TEMPO.CO, Jakarta – Pengamat penerbangan dari Jaringan Penerbangan Indonesia, Gerry Soejatman, memprediksi kekalahan PT Garuda Indonesia (Persero) Tbk di London Court of International Arbitration (LCIA) tidak terlampau berdampak terhadap kinerja perusahaan. Gerry mengatakan operasional maskapai tak terganggu bila manajemen harus mengembalikan pesawat yang mereka sewa.
“Masalahnya permintaan saat ini juga masih anjlok. Kalau pesawat mau dilepas, tentu bisa saja. Dampaknya ke operasional kecil karena kegiatan pasar masih di bawah, outcome-nya tidak terlalu merugikan dari operasional,” ujar Gerry dalam keterangannya, Selasa, 21 September 2021.
Garuda sebelumnya kalah dalam kasus gugatan pembayaran sewa pesawat terhadap lessor-nya, Helice Leasing S.A.S dan Atterisage S.A.S (Goshawk). Gerry mengungkapkan ada kemungkinan Garuda diminta membayarkan sejumlah denda setelah kekalahan gugatan itu.
Namun kemungkinan ini masih melihat kondisi keuangan yang dialami perseroan. Saat ini perusahaan mengalami permasalahan likuiditas akibat pendapatannya dari penjualan tiket penumpang turun. Gerry pun mengungkapkan, belum jelas apa yang harus dibayarkan Garuda Indonesia kepada pihak lessor, apkaah berupa pengembalian pesawat atau pembayaran sejumlah uang.

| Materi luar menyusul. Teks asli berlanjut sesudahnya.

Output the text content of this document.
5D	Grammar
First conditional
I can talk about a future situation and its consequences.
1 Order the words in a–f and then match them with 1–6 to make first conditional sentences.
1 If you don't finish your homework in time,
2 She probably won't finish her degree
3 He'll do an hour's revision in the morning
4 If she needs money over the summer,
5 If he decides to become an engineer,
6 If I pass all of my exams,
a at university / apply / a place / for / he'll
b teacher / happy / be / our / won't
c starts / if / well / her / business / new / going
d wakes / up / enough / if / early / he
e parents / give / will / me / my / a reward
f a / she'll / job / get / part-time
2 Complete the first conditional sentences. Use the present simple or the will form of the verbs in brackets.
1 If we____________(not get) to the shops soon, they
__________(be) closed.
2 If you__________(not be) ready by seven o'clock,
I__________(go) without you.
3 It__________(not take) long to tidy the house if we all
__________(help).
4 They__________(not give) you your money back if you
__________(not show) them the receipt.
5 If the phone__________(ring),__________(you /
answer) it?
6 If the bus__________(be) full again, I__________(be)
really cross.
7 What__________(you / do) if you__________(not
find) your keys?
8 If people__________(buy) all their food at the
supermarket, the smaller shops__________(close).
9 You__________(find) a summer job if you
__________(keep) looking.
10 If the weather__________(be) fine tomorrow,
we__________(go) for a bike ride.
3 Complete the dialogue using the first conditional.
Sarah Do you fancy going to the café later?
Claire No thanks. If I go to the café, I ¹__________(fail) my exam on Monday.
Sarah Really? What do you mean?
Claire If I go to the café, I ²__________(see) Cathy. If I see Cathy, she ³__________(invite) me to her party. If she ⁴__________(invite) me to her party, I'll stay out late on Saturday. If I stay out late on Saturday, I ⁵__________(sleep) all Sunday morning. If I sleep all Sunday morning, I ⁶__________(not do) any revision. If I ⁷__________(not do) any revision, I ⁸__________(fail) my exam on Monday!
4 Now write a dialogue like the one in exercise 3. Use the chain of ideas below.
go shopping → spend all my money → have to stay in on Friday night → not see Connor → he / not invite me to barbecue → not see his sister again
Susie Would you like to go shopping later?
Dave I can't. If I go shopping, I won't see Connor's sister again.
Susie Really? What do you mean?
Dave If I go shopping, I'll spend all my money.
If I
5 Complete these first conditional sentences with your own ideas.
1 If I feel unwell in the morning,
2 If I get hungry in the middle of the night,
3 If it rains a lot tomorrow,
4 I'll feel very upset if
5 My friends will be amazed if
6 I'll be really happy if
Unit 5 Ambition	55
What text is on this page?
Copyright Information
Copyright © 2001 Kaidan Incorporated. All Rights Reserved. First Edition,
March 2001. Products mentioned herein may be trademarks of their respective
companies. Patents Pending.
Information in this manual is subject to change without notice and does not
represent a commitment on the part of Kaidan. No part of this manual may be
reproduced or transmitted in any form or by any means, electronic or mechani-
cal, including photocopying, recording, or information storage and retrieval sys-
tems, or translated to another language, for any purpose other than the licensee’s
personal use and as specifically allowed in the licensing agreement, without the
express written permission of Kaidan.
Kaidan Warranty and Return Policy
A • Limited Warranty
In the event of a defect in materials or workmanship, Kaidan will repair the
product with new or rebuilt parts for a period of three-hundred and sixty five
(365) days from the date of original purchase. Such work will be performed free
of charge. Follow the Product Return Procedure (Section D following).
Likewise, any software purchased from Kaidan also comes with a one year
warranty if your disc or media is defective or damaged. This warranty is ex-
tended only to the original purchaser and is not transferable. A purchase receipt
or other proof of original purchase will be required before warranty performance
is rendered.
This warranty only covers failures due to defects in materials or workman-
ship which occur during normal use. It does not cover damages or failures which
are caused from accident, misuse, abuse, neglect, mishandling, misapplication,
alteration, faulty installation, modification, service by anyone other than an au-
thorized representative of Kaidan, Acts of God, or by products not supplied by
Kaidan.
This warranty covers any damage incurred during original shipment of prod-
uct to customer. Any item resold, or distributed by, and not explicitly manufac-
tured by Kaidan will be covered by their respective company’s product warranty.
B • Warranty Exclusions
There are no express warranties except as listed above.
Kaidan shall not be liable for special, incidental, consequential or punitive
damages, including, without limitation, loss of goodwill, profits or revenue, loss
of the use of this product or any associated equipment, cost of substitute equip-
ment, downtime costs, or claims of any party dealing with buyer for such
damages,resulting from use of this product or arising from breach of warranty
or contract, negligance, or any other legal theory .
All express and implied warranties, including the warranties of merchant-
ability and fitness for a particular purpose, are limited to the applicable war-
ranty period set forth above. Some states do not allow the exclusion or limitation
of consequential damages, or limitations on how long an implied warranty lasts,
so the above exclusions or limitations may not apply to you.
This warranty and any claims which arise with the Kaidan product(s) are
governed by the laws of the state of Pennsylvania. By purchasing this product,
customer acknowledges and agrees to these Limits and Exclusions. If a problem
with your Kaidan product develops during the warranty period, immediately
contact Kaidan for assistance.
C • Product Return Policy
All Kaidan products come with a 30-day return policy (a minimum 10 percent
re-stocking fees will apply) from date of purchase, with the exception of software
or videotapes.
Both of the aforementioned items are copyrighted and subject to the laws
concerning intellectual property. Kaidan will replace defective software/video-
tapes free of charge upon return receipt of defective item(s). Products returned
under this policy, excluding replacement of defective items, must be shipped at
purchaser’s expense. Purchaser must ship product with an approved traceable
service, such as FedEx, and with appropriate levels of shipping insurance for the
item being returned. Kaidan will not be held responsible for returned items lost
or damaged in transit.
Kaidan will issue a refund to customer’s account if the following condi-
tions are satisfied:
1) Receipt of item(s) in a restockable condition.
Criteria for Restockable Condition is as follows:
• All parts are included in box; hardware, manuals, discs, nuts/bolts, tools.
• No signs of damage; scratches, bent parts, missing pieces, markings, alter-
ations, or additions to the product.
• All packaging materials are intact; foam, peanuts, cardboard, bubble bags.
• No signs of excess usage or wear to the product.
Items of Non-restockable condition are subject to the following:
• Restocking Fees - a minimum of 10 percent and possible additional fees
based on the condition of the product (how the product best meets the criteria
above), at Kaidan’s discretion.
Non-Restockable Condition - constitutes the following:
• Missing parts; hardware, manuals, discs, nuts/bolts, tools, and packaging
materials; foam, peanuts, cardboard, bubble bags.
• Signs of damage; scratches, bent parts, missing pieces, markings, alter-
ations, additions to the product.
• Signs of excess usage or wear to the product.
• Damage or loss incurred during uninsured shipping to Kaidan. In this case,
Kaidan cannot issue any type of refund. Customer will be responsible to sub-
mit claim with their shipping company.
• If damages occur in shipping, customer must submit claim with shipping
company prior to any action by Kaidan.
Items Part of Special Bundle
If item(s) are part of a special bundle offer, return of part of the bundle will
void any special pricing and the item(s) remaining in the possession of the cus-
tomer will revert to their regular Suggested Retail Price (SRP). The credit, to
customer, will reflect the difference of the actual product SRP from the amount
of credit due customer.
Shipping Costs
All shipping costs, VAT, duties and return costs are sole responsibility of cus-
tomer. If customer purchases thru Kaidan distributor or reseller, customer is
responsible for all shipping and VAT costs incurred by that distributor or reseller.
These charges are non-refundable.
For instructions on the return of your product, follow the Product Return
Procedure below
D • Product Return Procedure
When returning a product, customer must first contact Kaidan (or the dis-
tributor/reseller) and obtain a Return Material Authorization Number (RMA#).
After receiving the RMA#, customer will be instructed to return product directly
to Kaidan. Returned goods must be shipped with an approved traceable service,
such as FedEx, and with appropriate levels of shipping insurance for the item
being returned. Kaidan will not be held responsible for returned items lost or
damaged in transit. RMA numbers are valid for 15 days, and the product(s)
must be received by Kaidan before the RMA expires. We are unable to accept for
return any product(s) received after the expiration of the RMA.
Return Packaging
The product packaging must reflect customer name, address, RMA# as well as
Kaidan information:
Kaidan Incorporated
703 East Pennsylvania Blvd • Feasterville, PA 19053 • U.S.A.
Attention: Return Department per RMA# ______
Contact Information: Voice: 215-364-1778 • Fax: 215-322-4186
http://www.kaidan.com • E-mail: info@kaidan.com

"Saya melihat di sini tentunya lessor juga masih harus memikirkan prospek penerbangan di Indonesia karena pasar domestik Indonesia yang masih prospektif. Jika ternyata industri penerbangan di Tanah Air kembali pulih maka mau tidak mau lessor akan diuntungkan,” ujar Gerry.
Sementara itu, pengamat hukum penerbangan dari Universitas Tarumanagara, Ahmad Sudiro, menyatakan putusan arbitrase terhadap Garuda belum final dan mengikat. Garuda, kata dia, masih bisa melakukan pendekatan di luar pengadilan kepada pihak yang dimenangkan dalam putusan untuk meminta keringanan.